Community college faculty sound alarm on salaries
Published: 09-16-2024 5:56 PM |
Without greater investment in salaries for faculty and staff at community colleges in Massachusetts, a free tuition program launched this summer to great fanfare may be “doomed to fail.”
That’s the alarm some education leaders are sounding as they call for better pay for faculty and staff that are struggling to make ends meet. The demand for more pay coincides with the launch of the state’s new MassEducate program, which allows state residents who don’t already have a bachelor’s degree to attend community college for free. As an influx of students swarms community college campuses, educators and other staff say they may not be able to give each student the attention they need while receiving meager pay.
Joe Nardoni, vice president of the Massachusetts Community College Council union (MCCC), said that the historically low salaries of community college faculty and staff “threatens the success of the MassEducate program,” stating that many members of the union already “on a regular basis have to teach eight, nine, 10 classes a semester.”
“We simply can’t do it because we don’t make enough money to have the time to do it,” said Nardoni. “MassEducate is almost doomed to fail if we can’t get immediate government intervention.”
Those staff and faculty are in line for an immediate pay bump after the Legislature last week approved and sent to Gov. Maura Healey a supplemental budget for fiscal 2024 that will fund contracts that have had already been negotiated.
Many have an effective date of July 1, but some date back to 2023, including the contract for Massachusetts community college faculty and professional staff. The MCCC, which represents employees on all 15 community college campuses, knocked the House and Senate earlier this month for not acting “in a timely manner.” The council’s contract would be retroactive to July 2023.

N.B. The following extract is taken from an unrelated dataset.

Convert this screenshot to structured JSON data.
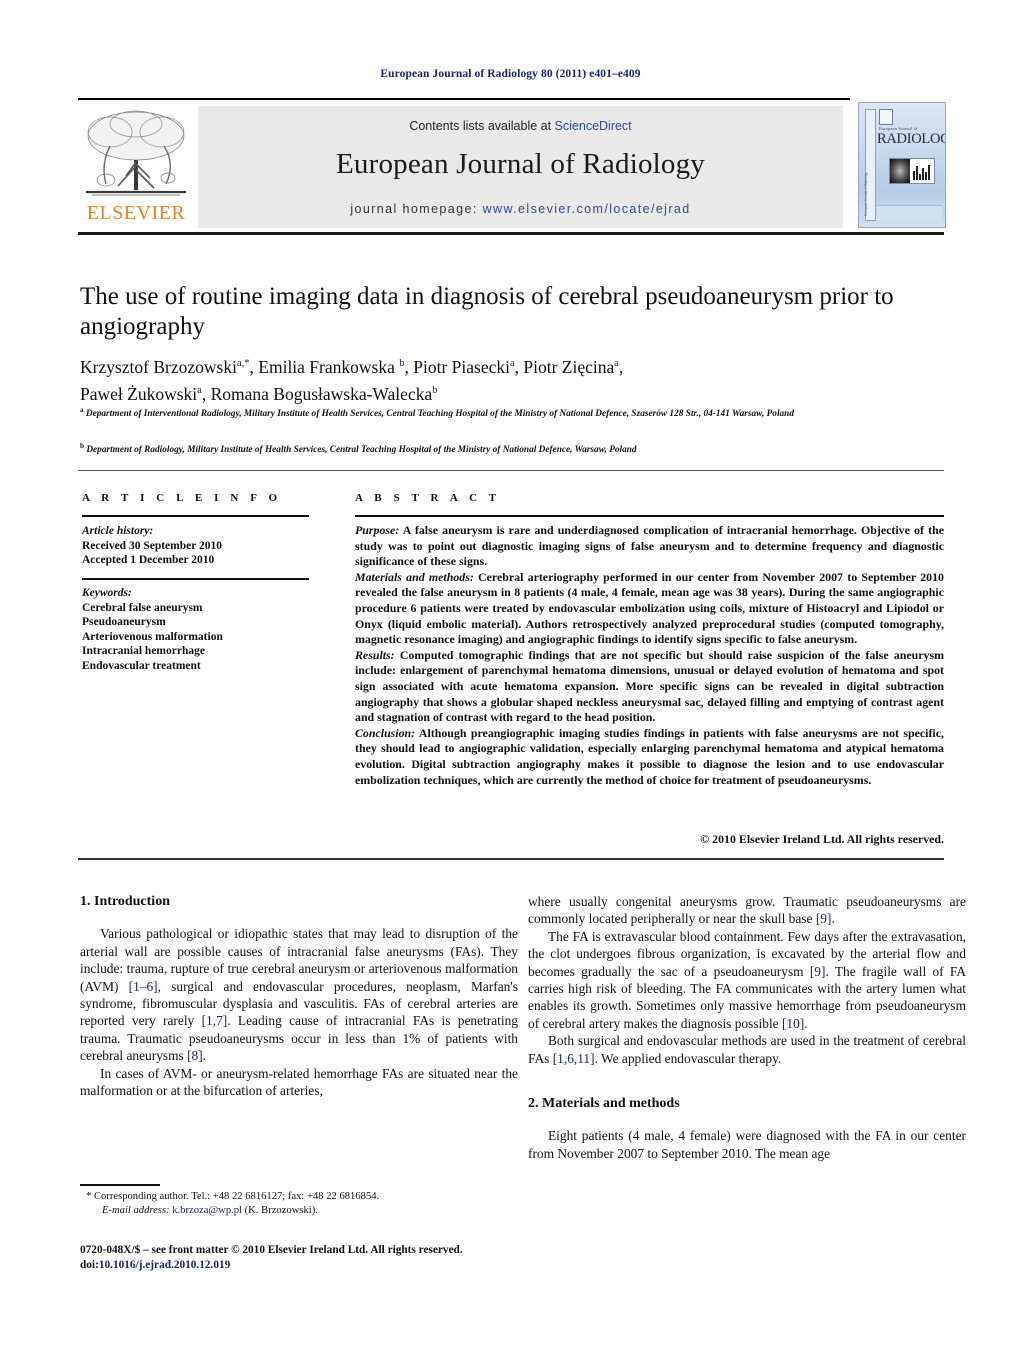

“Paying negotiated wage hikes in a timely manner will be crucial to recruiting and retaining the professional staff and faculty we need to meet the growing demand for public higher education,” said MCCC President Claudine Barnes, a Cape Cod Community College professor.
“We want access and accessibility but we also want quality faculty and staff and buildings that aren’t falling down,” said Max Page, president of the Massachusetts Teachers Association, which he emphasized has been pushing for free community college for decades. “You’ve got to invest in these institutions and faculty and staff salaries so you can recruit and retain the best faculty and staff.”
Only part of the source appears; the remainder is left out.